Philippians 4:8 (NKJV)
8 Finally, brethren, whatever things are true, whatever things are noble, whatever things are just, whatever things are pure, whatever things are lovely, whatever things are of good report, if there is any virtue and if there is anything praiseworthy—meditate on these things.
In Philippians 1, Paul prays that we “may approve the things that are excellent” (1:9b). In order to do so, we must be able to identify these excellent things and, in our text, Paul catalogues some of them. He calls us to meditate on these things – to give them our attention, mull them over, and let them shape our attitude and actions.
So let us meditate on whatever things are just. The word in Greek is dikaios – righteous, upright, equitable. God is Himself the foundation of justice. “He is the Rock, His work is perfect; For all His ways are justice, A God of truth and without injustice; Righteous and upright is He” (Dt 32:4). “The LORD is righteous in all His ways, Gracious in all His works” (Ps 145:17).
Because God is just, all that He does reflects His justice. He cannot be anything but just. So Paul calls us to meditate on God’s just dealings. Meditate on the worldwide flood, on the destruction of Sodom and Gomorrah, and on the gruesome death of Herod Agrippa who was eaten by worms. Meditate on the deliverance of Joseph, on the vindication of Joshua and Caleb, and on the exaltation of David. Meditate on the peg in Sisera’s head, on Samson’s blindness, and on Jezebel’s defenestration. Meditate on whatever things are just.
Of course the preeminent display of God’s justice is in Jesus Christ. Justice demands that our rebellion against God and His law be punished. Jesus took on human flesh that He might bear the guilt of our sin, that He might endure God’s just wrath. He did this because God so loved us that He would show His mercy toward us – but His mercy could not and cannot be unjust. Paul tells us in Romans 3:25-26 that Christ sacrificed Himself for us to demonstrate at the present time [God’s justice], that He might be just and the justifier of the one who has faith in Jesus. The Second Person of the Godhead took on human flesh and sacrificed His life in order that God might remain just and yet extend mercy and forgiveness to the one who has faith in Jesus. Such is God’s love of and commitment to justice even while showing mercy.

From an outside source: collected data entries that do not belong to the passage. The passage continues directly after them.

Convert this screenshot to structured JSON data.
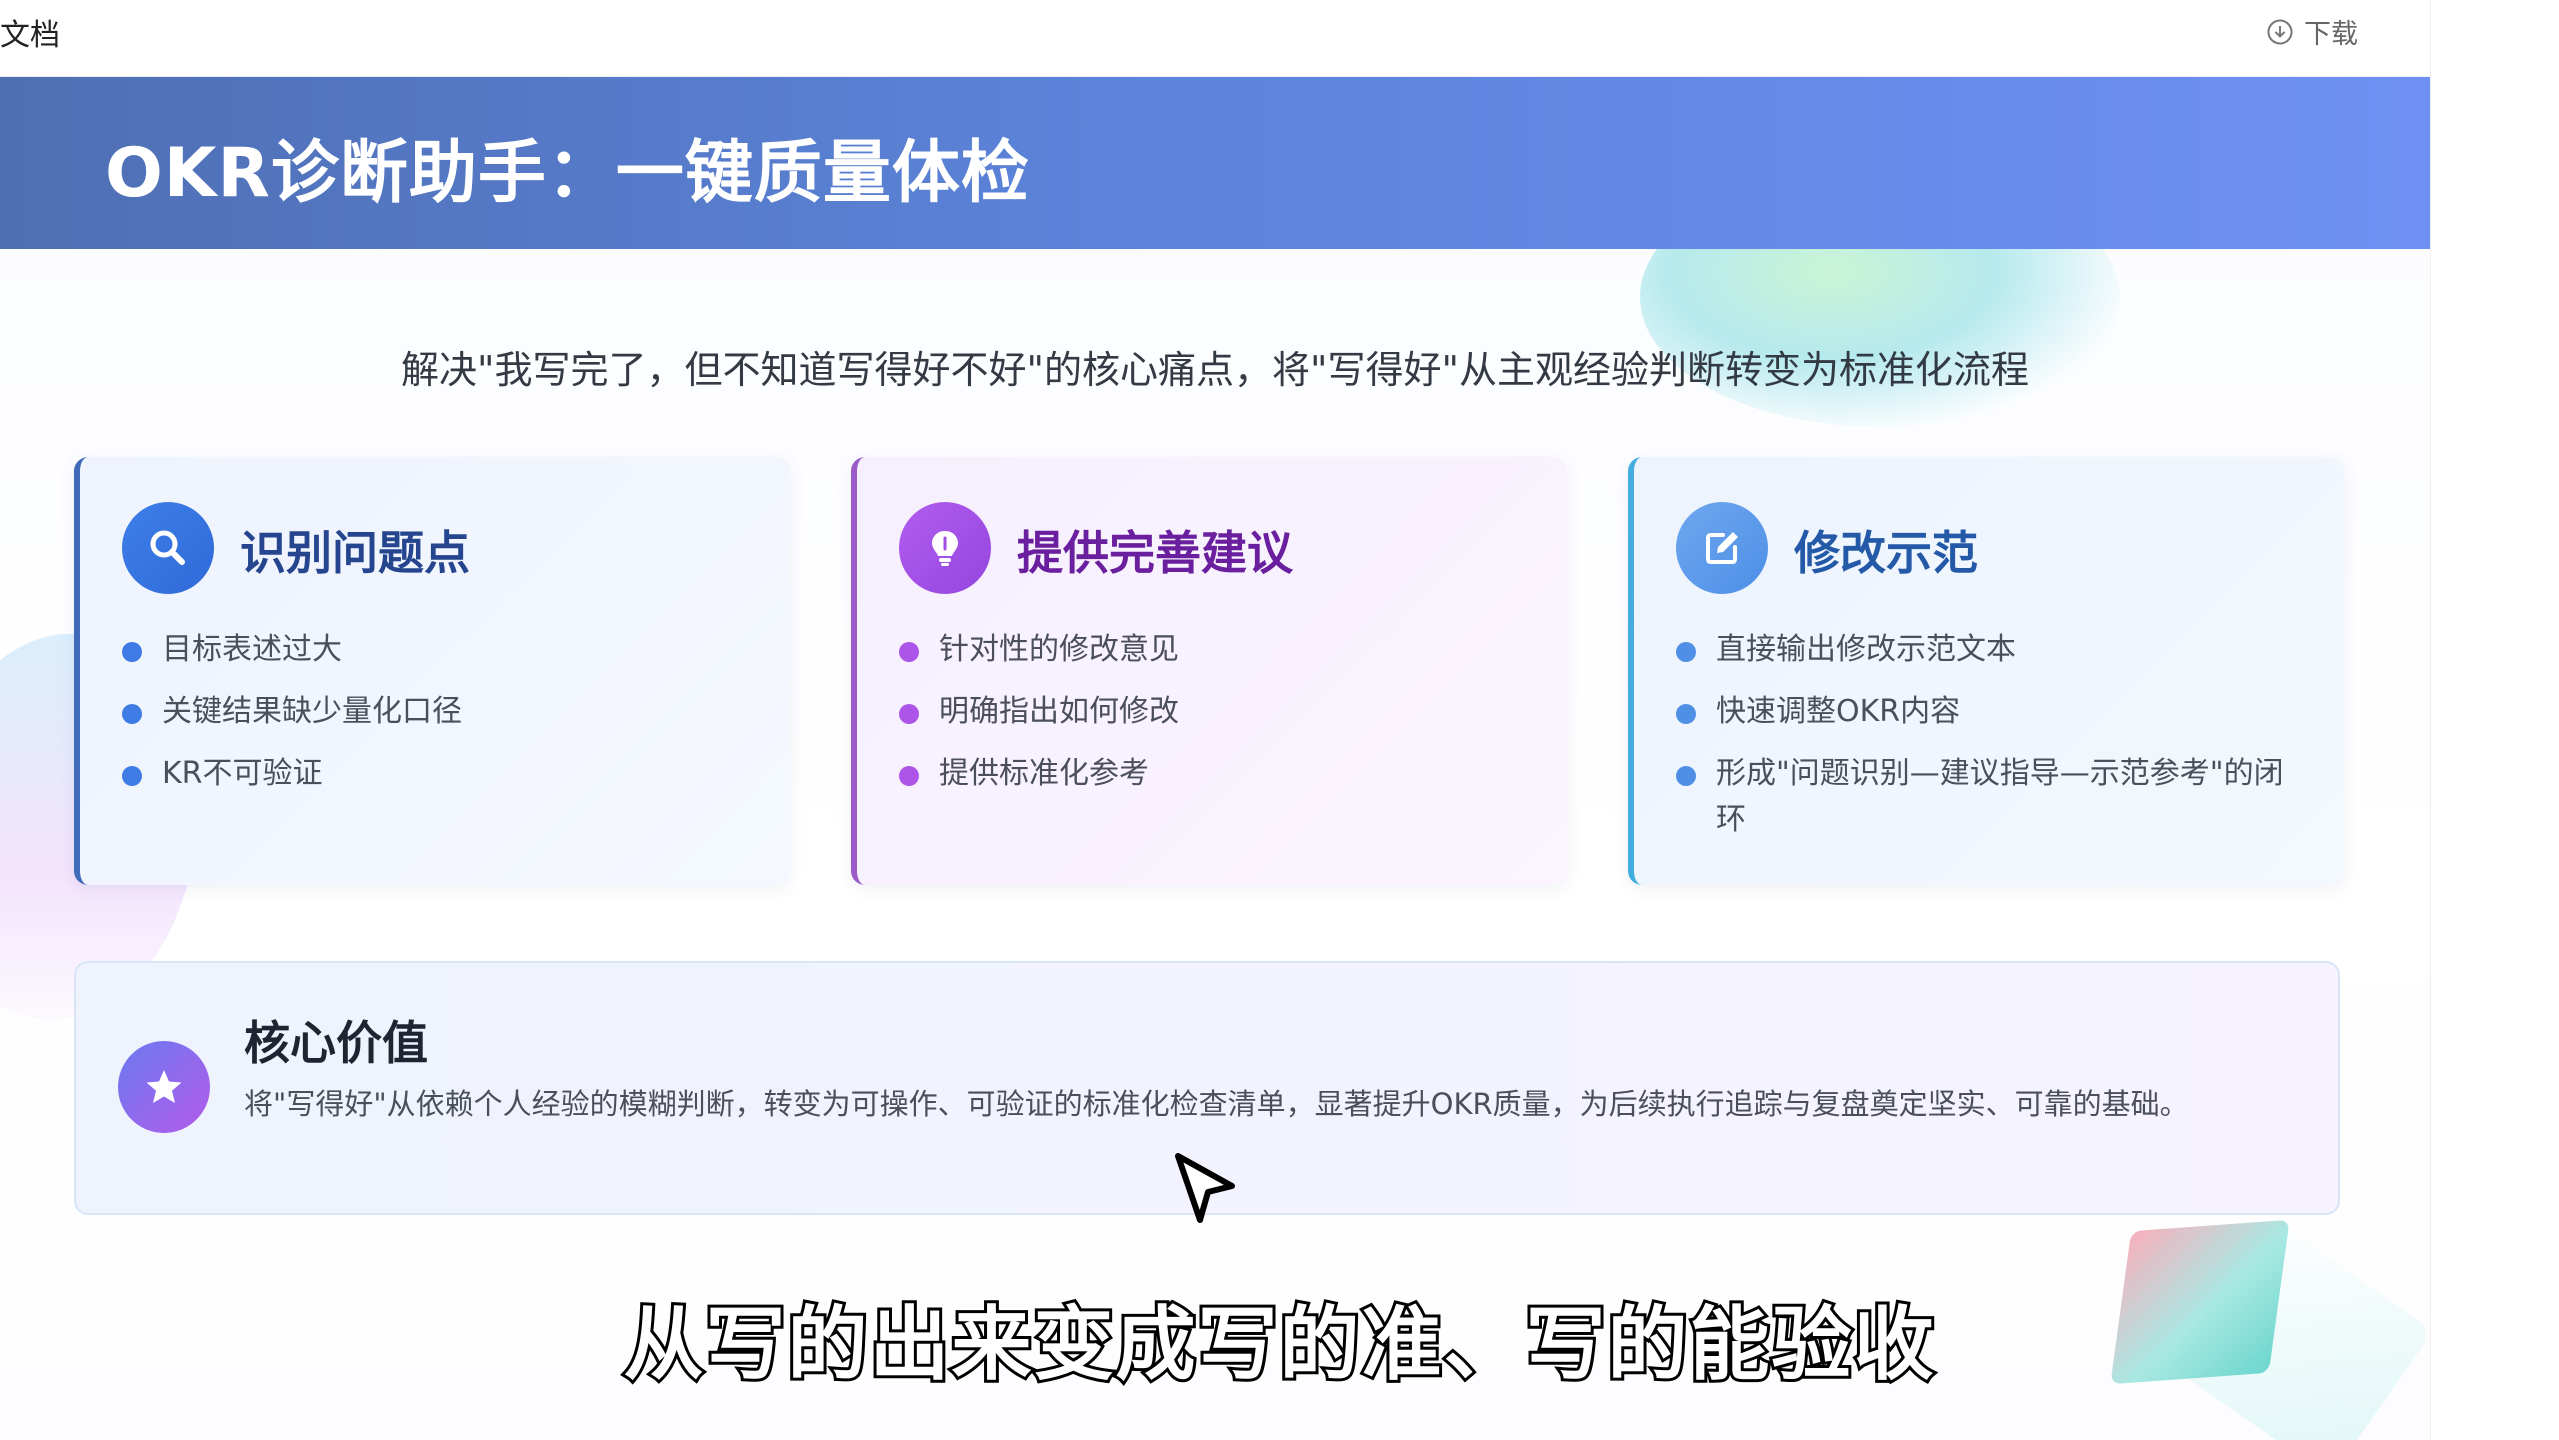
{
  "topbar": {
    "doc_label": "文档",
    "download_label": "下载",
    "download_icon": "download-circle-icon"
  },
  "banner": {
    "title": "OKR诊断助手：一键质量体检"
  },
  "subtitle": "解决\"我写完了，但不知道写得好不好\"的核心痛点，将\"写得好\"从主观经验判断转变为标准化流程",
  "cards": [
    {
      "icon": "search-icon",
      "accent": "#3f6bb8",
      "title": "识别问题点",
      "items": [
        "目标表述过大",
        "关键结果缺少量化口径",
        "KR不可验证"
      ]
    },
    {
      "icon": "lightbulb-icon",
      "accent": "#9b5cc9",
      "title": "提供完善建议",
      "items": [
        "针对性的修改意见",
        "明确指出如何修改",
        "提供标准化参考"
      ]
    },
    {
      "icon": "edit-icon",
      "accent": "#45aee0",
      "title": "修改示范",
      "items": [
        "直接输出修改示范文本",
        "快速调整OKR内容",
        "形成\"问题识别—建议指导—示范参考\"的闭环"
      ]
    }
  ],
  "core_value": {
    "icon": "star-icon",
    "title": "核心价值",
    "text": "将\"写得好\"从依赖个人经验的模糊判断，转变为可操作、可验证的标准化检查清单，显著提升OKR质量，为后续执行追踪与复盘奠定坚实、可靠的基础。"
  },
  "caption": "从写的出来变成写的准、写的能验收",
  "colors": {
    "banner_start": "#4f6fb4",
    "banner_end": "#6e90f4"
  }
}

Because we worship the God of justice, we are also to delight in and practice justice ourselves. God’s mercy does not eradicate a concern for justice; it strengthens it. The just God delights in just weights and measures, rejoices in just judgments, and revels in just words – and we are to do likewise. “It is a joy for the just to do justice, But destruction will come to the workers of iniquity” (Prov 21:15). It is a joy for the just to execute a murderer, to demand that a thief make restitution, and to uncover and punish a false witness. It is a joy for parents to spank a disobedient toddler, for elders to excommunicate an unrepentant church member, and for employers to fire an unfaithful worker. Meditate on whatever things are just.
So what of you? Do you delight in justice? Are you aware that there are times it is sinful to show pity? God warned Israel:
“If a false witness rises against any man to testify against him of wrongdoing, then both men in the controversy shall stand before the LORD, before the priests and the judges who serve in those days. And the judges shall make careful inquiry, and indeed, if the witness is a false witness, who has testified falsely against his brother, then you shall do to him as he thought to have done to his brother; so you shall put away the evil from among you. And those who remain shall hear and fear, and hereafter they shall not again commit such evil among you. Your eye shall not pity: life shall be for life, eye for eye, tooth for tooth, hand for hand, foot for foot.” (Dt 19:16–21)
God delights in justice and so judges, priests, and people are to imitate Him. So reminded of our call to meditate on whatever things are just, let us confess that we often gravitate toward that which is unjust instead. And, as you are able, let us kneel as we confess our sins to the Lord. We’ll have a time of silent confession followed by the corporate confession found in your bulletin.